⚠ Disclaimer: This report is generated using AI tools and is for informational purposes only. It does not constitute investment advice. Please consult a registered financial advisor before making any investment decisions.
NTPC - Fundamental Analysis: Financial Health & Valuation
Back to ListFundamental Rating: 4.0
| Stock Code | NTPC | Market Cap | 3,66,923 Cr. | Current Price | 378 ₹ | High / Low | 394 ₹ |
| Stock P/E | 18.2 | Book Value | 173 ₹ | Dividend Yield | 2.21 % | ROCE | 12.2 % |
| ROE | 13.6 % | Face Value | 10.0 ₹ | DMA 50 | 365 ₹ | DMA 200 | 347 ₹ |
| Chg in FII Hold | -0.16 % | Chg in DII Hold | 0.26 % | PAT Qtr | 4,987 Cr. | PAT Prev Qtr | 4,653 Cr. |
| RSI | 53.8 | MACD | 5.58 | Volume | 1,10,14,600 | Avg Vol 1Wk | 1,83,02,421 |
| Low price | 316 ₹ | High price | 394 ₹ | PEG Ratio | 2.50 | Debt to equity | 1.11 |
| 52w Index | 79.7 % | Qtr Profit Var | 5.85 % | EPS | 20.8 ₹ | Industry PE | 30.0 |
📊 Financials
- Revenue & Profitability: PAT rose from ₹4,653 Cr. to ₹4,987 Cr. (+5.85%), showing steady growth. EPS at ₹20.8 is healthy.
- Margins & Returns: ROCE (12.2%) and ROE (13.6%) are moderate, reflecting stable efficiency.
- Debt: Debt-to-equity ratio of 1.11 indicates high leverage, typical for power utilities but adds risk.

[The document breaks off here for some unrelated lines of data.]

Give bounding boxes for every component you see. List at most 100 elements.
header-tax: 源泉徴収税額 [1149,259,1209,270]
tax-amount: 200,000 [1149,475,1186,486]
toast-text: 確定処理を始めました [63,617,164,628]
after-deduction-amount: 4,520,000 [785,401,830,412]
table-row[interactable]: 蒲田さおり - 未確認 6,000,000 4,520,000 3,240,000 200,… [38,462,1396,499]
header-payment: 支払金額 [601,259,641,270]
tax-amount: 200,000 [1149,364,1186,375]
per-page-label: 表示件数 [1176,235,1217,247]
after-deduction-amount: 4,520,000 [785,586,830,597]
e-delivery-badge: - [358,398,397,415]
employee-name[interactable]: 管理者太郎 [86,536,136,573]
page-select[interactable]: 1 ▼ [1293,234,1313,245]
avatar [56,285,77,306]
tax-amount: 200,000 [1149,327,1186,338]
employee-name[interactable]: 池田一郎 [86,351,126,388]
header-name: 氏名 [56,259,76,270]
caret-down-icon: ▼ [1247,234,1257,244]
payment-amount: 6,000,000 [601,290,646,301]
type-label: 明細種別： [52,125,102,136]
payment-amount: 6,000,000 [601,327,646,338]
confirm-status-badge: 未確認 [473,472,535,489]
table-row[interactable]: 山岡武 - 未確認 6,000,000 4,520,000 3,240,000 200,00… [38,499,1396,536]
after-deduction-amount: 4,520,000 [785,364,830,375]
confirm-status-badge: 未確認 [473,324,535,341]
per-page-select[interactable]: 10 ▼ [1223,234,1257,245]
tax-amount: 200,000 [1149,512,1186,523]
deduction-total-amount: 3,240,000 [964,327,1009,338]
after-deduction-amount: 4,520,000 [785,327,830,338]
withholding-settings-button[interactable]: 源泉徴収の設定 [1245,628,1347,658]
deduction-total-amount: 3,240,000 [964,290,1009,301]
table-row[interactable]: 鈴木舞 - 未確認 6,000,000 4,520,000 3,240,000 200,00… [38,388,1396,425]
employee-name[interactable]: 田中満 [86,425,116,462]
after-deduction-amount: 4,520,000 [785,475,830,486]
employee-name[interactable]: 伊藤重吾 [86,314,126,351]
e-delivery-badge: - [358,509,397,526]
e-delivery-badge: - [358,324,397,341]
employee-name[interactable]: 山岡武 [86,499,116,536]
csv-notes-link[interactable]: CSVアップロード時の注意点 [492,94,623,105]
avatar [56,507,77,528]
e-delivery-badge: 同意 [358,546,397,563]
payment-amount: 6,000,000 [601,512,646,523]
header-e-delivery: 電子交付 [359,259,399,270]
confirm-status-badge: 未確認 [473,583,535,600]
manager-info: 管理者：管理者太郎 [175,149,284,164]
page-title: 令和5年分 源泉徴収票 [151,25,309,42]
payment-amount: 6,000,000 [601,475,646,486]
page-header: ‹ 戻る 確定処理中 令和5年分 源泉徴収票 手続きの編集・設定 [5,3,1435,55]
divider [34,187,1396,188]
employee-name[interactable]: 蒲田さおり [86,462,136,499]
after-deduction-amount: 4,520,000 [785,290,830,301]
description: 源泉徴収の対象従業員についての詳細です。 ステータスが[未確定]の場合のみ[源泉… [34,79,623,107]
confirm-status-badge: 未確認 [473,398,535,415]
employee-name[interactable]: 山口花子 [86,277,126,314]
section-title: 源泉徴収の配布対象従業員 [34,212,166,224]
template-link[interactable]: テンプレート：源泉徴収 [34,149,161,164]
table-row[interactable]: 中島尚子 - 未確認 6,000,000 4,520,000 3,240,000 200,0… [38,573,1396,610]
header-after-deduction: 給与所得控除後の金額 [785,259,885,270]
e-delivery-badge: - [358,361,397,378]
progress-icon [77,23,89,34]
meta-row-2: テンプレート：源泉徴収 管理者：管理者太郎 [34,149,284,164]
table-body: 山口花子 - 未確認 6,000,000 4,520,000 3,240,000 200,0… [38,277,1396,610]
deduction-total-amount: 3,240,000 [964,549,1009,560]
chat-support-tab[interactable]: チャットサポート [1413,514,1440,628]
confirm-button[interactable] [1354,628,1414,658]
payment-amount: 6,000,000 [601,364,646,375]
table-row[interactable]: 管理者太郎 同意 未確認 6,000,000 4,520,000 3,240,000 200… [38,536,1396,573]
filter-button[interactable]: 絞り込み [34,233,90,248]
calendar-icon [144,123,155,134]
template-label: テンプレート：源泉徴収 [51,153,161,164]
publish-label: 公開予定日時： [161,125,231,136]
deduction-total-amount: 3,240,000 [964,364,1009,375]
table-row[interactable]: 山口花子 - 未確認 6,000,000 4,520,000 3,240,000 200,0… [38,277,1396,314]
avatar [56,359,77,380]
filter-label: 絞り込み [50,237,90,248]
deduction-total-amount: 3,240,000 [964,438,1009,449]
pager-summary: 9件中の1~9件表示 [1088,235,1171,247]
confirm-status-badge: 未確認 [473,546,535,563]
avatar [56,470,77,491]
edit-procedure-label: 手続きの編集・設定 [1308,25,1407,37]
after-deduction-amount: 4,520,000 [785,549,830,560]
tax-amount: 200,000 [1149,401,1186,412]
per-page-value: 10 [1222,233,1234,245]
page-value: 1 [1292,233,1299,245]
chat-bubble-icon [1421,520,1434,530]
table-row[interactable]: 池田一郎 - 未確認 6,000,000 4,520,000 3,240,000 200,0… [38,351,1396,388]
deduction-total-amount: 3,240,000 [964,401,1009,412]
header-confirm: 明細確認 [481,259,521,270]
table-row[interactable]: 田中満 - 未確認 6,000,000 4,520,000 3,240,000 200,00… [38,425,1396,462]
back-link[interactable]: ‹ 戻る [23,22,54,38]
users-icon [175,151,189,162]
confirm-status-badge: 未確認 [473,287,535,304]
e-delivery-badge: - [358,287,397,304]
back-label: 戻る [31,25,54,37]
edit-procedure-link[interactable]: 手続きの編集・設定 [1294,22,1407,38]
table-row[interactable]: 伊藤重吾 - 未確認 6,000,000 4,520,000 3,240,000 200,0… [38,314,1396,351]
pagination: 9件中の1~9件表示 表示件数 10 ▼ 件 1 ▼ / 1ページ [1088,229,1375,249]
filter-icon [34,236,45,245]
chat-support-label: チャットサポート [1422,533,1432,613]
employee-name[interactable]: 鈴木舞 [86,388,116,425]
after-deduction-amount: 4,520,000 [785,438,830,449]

- Cash Flow: Strong profitability supports liquidity, though debt servicing remains significant.
💹 Valuation
- P/E Ratio: 18.2 vs Industry PE of 30.0 → Undervalued compared to peers.
- P/B Ratio: ~2.18 (Price ₹378 / Book Value ₹173) → Reasonable valuation.
- PEG Ratio: 2.50 → Growth moderately justifies valuation.
- Intrinsic Value: Current price appears attractive relative to fundamentals.
🏢 Business Model & Competitive Advantage
- NTPC is India’s largest power producer, with diversified generation across thermal, hydro, and renewables.
- Competitive advantage lies in scale, government backing, and long-term contracts.
- Dividend yield of 2.21% provides steady shareholder returns.
📈 Entry Zone & Long-Term Guidance
- Entry Zone: Attractive near ₹350–365 range (close to DMA 200 at ₹347).
- Long-Term Holding: Strong candidate for long-term investors seeking stable dividends and exposure to India’s power sector growth.
✅ Positive
- Undervalued compared to industry peers (P/E 18.2 vs 30.0).
- Strong PAT growth (+5.85%) shows earnings momentum.
- Dividend yield of 2.21% supports investor confidence.
- DII holdings increased (+0.26%), showing domestic institutional support.
⚠️ Limitation
- High debt-to-equity ratio (1.11) increases financial risk.
- ROCE and ROE are moderate compared to industry leaders.
- PEG ratio of 2.50 suggests valuations are slightly stretched relative to growth.
📉 Company Negative News
- FII holdings reduced (-0.16%), showing cautious foreign sentiment.
- High leverage remains a concern for long-term sustainability.
📈 Company Positive News
- PAT improved sequentially, reflecting operational strength.
- DII holdings increased, signaling domestic confidence.
- MACD at +5.58 indicates bullish technical momentum.
🏭 Industry
- Power generation industry benefits from rising demand, government initiatives, and renewable energy expansion.
- Industry PE at 30.0 suggests peers trade at higher valuations, making NTPC attractive.
🔎 Conclusion
- NTPC is fundamentally strong with steady earnings, government backing, and attractive dividend yield.
- However, high debt and moderate return ratios limit aggressive upside.
- Best strategy: Accumulate near ₹350–365 range for long-term holding, focusing on dividend income and sector stability.